Plans for the day were discussed as we ate breakfast. With more rain imminent it was decided that if we were going to get wet it may as well be while paddling.Slow to get going after our noisy night we made it onto the water around 11.30am and paddled on down the lake heading for Yarrunga Creek.
Just before Beehive Point and the turn into the creek thunder rolled overhead and the heavens opened. Long before we paddled the remaining two hundred metres to where we could get out we were soaked to the skin. We donned the now wet wet weather gear to guard against the sudden temperature drop and continued on our way.
Due to the thunder and occasional lightening we hugged the shoreline. Half a kilometre up the creek we entered the remains of the drowned forest and progress slowed dramatically as we cautiously paddled over the many remains of tree trunks and branches lurking just under the surface of the water, hidden by the rain and gloom - and eager to flip the unwary paddler. L called them growlers, but we each had a involuntary sound whenever contact was made. Our party of 5 contained a yelper, a gasper, a groaner, a grunter and a squeaking oh f--ker.
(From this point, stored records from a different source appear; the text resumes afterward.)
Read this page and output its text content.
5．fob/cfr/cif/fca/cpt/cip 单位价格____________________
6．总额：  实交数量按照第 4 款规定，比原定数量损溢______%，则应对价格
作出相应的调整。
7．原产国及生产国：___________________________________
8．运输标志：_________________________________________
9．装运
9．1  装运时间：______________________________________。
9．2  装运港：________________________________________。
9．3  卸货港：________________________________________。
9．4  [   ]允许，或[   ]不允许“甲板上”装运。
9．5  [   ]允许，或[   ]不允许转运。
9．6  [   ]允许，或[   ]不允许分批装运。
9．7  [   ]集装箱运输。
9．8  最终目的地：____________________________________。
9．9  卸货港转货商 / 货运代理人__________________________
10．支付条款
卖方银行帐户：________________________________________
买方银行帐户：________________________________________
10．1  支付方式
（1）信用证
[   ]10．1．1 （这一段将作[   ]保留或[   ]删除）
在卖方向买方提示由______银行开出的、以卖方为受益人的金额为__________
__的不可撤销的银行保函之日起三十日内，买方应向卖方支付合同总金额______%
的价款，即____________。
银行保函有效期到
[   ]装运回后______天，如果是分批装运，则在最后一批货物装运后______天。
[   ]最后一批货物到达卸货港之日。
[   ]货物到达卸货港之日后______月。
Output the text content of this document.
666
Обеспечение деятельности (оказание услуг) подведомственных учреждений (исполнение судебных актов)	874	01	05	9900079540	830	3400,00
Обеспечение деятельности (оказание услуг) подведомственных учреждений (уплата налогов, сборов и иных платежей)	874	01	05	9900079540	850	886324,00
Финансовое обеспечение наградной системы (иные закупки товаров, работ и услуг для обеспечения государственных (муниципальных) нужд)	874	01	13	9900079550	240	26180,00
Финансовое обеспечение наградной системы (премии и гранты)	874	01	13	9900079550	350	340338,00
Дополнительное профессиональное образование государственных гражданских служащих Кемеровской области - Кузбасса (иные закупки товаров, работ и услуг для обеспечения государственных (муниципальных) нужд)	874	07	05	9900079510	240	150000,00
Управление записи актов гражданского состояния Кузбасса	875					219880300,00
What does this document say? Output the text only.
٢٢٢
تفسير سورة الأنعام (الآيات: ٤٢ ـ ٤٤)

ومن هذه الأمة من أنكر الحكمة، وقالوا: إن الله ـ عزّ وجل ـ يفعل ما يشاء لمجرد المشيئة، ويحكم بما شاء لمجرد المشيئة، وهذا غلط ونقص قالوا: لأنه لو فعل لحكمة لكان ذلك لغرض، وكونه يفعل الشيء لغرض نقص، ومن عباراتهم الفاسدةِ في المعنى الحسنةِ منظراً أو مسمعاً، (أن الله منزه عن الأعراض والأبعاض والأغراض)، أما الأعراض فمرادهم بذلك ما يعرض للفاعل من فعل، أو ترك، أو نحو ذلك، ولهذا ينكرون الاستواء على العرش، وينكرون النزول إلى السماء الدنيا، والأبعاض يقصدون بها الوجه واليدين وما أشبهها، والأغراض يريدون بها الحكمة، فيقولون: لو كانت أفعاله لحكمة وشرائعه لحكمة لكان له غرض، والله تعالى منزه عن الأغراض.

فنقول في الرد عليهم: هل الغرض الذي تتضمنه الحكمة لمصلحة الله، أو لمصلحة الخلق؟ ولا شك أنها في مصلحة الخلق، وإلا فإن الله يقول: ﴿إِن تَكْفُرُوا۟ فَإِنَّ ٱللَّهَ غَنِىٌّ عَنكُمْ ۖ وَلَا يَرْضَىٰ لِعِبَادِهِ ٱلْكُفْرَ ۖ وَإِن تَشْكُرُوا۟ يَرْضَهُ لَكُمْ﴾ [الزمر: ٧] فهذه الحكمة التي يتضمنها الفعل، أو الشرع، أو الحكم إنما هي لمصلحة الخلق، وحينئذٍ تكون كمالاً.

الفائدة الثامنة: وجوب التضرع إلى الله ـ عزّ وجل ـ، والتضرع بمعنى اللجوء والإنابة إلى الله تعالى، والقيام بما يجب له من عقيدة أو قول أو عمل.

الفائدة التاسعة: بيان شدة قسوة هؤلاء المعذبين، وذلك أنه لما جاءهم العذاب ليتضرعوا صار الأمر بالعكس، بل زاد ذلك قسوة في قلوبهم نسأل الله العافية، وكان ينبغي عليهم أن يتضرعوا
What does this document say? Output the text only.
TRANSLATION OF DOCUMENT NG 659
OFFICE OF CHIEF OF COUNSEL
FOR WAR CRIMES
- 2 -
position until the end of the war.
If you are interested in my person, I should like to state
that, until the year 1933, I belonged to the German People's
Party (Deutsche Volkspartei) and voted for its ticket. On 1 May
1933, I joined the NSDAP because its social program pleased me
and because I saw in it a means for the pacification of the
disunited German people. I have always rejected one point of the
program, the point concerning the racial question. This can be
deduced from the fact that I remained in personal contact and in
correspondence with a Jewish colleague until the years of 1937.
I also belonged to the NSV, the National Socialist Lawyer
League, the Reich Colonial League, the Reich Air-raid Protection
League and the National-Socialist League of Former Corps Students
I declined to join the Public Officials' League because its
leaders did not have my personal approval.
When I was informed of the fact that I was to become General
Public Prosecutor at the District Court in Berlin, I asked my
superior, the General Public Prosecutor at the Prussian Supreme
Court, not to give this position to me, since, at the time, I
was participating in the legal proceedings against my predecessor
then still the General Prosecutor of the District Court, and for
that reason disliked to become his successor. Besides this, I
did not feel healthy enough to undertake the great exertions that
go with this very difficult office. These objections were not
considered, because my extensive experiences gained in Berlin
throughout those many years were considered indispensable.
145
Before long we started to encounter the remains of the amazing stone retaining walls of the Old Meryla Road. We followed its course until it disappeared below the water and found it had emerged further on for a bit, only to disappear into the water again. The road is historically significant for two reasons. In 1818 an Indigenous man known as 'Timelong' led Charles Throsby, a white man, down an Aboriginal trail into the Kangaroo Valley. It thus became the route of the first entry into Kangaroo Valley by a white bloke. In 1896 a road was constructed by hand along the same trail and was the first road into the Valley from the Southern Highlands. When Tallowa Dam was constructed in 1976 the lower portion of the road was flooded.
As we finished examining the remains of the old road there was a break in the weather and we looked for somewhere to haul out for a break. Spotting a sandy bank at a creek mouth across from a portion of the road we paddled over and by 12.30 we were digging out our snacks.